The assay characteristics of the IRT test that we used here were derived from a single large study on newborn screening by the IRT test,14 because this study is the only study available that allows calculations of the probability of a positive IRT test if a neonate is affected, a carrier, or a noncarrier. However, normal IRT value ranges may be different in different ethnic groups. Ethnicity-specific assay characteristics of the IRT test should be used when comprehensive data on IRT test results for CF affected, carrier, and noncarrier neonates in different ethnic groups are available in the future.

Effects of prenatal ultrasound screening, prenatal CFTR mutation testing, and neonatal screening on the birth prevalence of CF in Brittany, France have been investigated and an approximately 30% decrease in CF prevalence was estimated.24 Effects of public health measures on the frequencies of the various CFTR disease alleles need to be investigated, because they will impact risk assessments for CF considerably.

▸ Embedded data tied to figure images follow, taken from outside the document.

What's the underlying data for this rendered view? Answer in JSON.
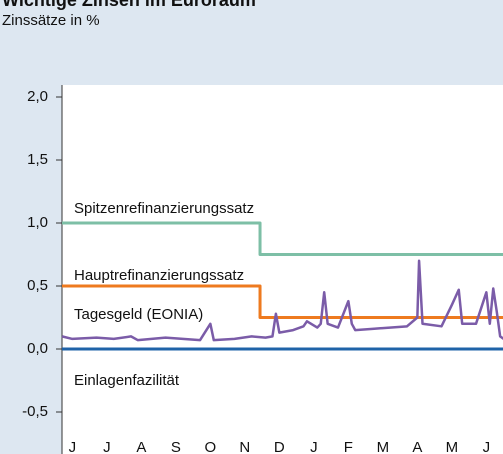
{
  "chart_data": {
    "type": "line",
    "title": "Wichtige Zinsen im Euroraum",
    "subtitle": "Zinssätze in %",
    "categories": [
      "J",
      "J",
      "A",
      "S",
      "O",
      "N",
      "D",
      "J",
      "F",
      "M",
      "A",
      "M",
      "J"
    ],
    "ylim": [
      -0.5,
      2.0
    ],
    "yticks": [
      {
        "value": -0.5,
        "label": "-0,5"
      },
      {
        "value": 0,
        "label": "0,0"
      },
      {
        "value": 0.5,
        "label": "0,5"
      },
      {
        "value": 1.0,
        "label": "1,0"
      },
      {
        "value": 1.5,
        "label": "1,5"
      },
      {
        "value": 2.0,
        "label": "2,0"
      }
    ],
    "xlim": [
      0,
      13
    ],
    "series": [
      {
        "name": "Spitzenrefinanzierungssatz",
        "color": "#7dbfa6",
        "x": [
          0,
          5.74,
          5.74,
          12.8
        ],
        "values": [
          1.0,
          1.0,
          0.75,
          0.75
        ]
      },
      {
        "name": "Hauptrefinanzierungssatz",
        "color": "#ee7a1f",
        "x": [
          0,
          5.74,
          5.74,
          12.8
        ],
        "values": [
          0.5,
          0.5,
          0.25,
          0.25
        ]
      },
      {
        "name": "Tagesgeld (EONIA)",
        "color": "#7b5ca8",
        "x": [
          0,
          0.3,
          1,
          1.5,
          2,
          2.2,
          3,
          3.5,
          4,
          4.3,
          4.4,
          5,
          5.5,
          5.9,
          6.1,
          6.2,
          6.3,
          6.7,
          7,
          7.1,
          7.4,
          7.5,
          7.6,
          7.7,
          8,
          8.3,
          8.4,
          8.5,
          9,
          9.5,
          10,
          10.3,
          10.35,
          10.45,
          11,
          11.3,
          11.5,
          11.6,
          12,
          12.3,
          12.4,
          12.5,
          12.6,
          12.7,
          12.8
        ],
        "values": [
          0.1,
          0.08,
          0.09,
          0.08,
          0.1,
          0.07,
          0.09,
          0.08,
          0.07,
          0.2,
          0.07,
          0.08,
          0.1,
          0.09,
          0.1,
          0.28,
          0.13,
          0.15,
          0.18,
          0.22,
          0.17,
          0.2,
          0.45,
          0.2,
          0.17,
          0.38,
          0.2,
          0.15,
          0.16,
          0.17,
          0.18,
          0.25,
          0.7,
          0.2,
          0.18,
          0.35,
          0.47,
          0.2,
          0.2,
          0.45,
          0.2,
          0.48,
          0.3,
          0.1,
          0.08
        ]
      },
      {
        "name": "Einlagenfazilität",
        "color": "#1f63a8",
        "x": [
          0,
          12.8
        ],
        "values": [
          0,
          0
        ]
      }
    ]
  }
}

In conclusion, we present a variety of Bayesian methods to calculate CF risks for neonates with a positive IRT test. Our methods are applicable to many common clinical scenarios and allow CF disease risks to be calculated accurately, taking into account all relevant information. Our methods can also be applied to other autosomal recessive disorders and screening scenarios.

NOTES ADDED IN PROOF

  1. 1

    In practice, when complicated scenarios are encountered, the calculations should always be checked independently by another geneticist to guard against errors; The authors abide by this rule.5

  2. 2

    On March 8, 2005, The ACMG report entitled “Newborn Screening: Toward a Uniform Screening Panel and System” was submitted to the Health Resources and Services Administration of the U.S. Department of Health and Human Services, and made available for public comment. Among the 29 conditions for which there was a sufficient scientific and medical basis to recommend inclusion in newborn screening panels was cystic fibrosis. Its inclusion is similarly advocated by the March of Dimes and the Cystic Fibrosis Foundation.